Saya terus menyimak sambil berdiri dalam bus yang masih melaju mencari jalan menuju hotel karena akses yang terhalang portal.
“Whats your name? Where do you come from?” tiba- tiba dia melontarkan pertanyaan kepadaku.
Sambil tersenyum, kujawab tanyanya dalam bahasa serupa. Ia pun tampak mulai tenang, sedunya perlahan hilang. Istri di sebelahnya memberikan gawai sederhana, memintaku menulis kabar untuk anaknya.
“So you can speak English Sir,” tanyaku.
“Of course, I can speak English. I was an English Teacher,” jawabnya semangat.
Jamaah haji asal Selayar Sulawesi Selatan ini lalu bercerita bahwa dirinya adlaah pensiunan guru Bahasa Inggris di SMA. “Saya 12 tahun lalu pensiun dari guru. Istri saya ini pensiun juga dari perawat. Kami mendapatkan uang Tabungan Pensiun (Taspen) dengan nominal yang mencukupi untuk setoran awal ongkos naik haji waktu itu,” sebutnya.
“Kami bulatkan niat untuk mendaftar haji dan mendapatkan nomer porsi. Alhamdulillah ada rezeki untuk melihat Kabah,” ucap Bapak 72 tahun ini.
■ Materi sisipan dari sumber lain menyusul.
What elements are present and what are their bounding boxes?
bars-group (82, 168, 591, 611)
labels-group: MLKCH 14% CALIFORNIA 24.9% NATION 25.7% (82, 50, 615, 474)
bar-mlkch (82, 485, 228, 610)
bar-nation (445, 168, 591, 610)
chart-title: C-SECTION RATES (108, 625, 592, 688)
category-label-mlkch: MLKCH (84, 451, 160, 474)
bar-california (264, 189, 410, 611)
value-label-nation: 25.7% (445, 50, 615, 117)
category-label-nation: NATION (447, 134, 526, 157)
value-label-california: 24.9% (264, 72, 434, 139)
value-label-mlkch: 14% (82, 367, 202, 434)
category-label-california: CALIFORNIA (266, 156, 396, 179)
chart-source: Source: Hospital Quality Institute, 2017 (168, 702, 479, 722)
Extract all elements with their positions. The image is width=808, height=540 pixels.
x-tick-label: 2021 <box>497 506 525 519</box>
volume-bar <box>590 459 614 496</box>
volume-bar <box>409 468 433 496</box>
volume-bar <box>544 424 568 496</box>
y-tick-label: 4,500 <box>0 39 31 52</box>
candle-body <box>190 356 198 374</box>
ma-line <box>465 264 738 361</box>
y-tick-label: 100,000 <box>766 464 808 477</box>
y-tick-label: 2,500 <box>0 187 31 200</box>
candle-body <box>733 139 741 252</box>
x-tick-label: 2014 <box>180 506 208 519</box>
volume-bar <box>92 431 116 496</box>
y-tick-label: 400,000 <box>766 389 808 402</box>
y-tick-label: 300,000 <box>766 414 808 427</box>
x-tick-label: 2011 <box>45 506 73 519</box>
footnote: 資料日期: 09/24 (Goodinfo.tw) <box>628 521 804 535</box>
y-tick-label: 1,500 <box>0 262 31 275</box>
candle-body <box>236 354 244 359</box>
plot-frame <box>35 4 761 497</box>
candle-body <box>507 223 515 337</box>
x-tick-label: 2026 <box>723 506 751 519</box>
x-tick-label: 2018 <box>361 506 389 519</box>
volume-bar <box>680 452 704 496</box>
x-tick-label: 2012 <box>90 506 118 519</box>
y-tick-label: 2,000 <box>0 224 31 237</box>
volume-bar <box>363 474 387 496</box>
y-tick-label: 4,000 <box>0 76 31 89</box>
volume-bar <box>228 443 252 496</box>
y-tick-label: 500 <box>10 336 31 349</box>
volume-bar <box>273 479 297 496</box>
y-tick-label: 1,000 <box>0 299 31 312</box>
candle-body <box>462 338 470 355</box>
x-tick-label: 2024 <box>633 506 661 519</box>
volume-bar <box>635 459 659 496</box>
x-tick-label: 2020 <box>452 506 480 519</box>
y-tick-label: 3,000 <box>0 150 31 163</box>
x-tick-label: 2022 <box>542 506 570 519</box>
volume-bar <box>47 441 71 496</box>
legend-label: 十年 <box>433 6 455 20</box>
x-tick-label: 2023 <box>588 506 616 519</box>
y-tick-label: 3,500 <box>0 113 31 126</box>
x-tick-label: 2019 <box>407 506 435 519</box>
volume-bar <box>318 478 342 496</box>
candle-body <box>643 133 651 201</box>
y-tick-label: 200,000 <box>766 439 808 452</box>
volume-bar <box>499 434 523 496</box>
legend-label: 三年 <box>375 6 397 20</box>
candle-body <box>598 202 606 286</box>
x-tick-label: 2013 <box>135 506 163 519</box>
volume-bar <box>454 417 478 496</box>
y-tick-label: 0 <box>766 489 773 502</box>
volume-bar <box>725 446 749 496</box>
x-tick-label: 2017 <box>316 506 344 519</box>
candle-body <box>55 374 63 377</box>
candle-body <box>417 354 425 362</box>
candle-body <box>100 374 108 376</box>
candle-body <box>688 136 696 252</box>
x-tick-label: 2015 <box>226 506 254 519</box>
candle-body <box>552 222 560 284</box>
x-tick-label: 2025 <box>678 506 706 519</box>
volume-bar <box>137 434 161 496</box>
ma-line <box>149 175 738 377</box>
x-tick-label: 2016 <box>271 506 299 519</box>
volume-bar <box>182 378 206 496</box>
Lelaki yang memiliki tiga orang anak ini mengaku tidak sabar untuk segera ke Masjid Nabawi dan Masjidil Haram.
Bus sudah terparkir sempurna di depan pintu hotel, jemaah dipersilakan turun dari bus.
“Thank you for your attention, I have to go to my room and prepare to Nabawi,” ucapnya mengakhiri percakapan kami.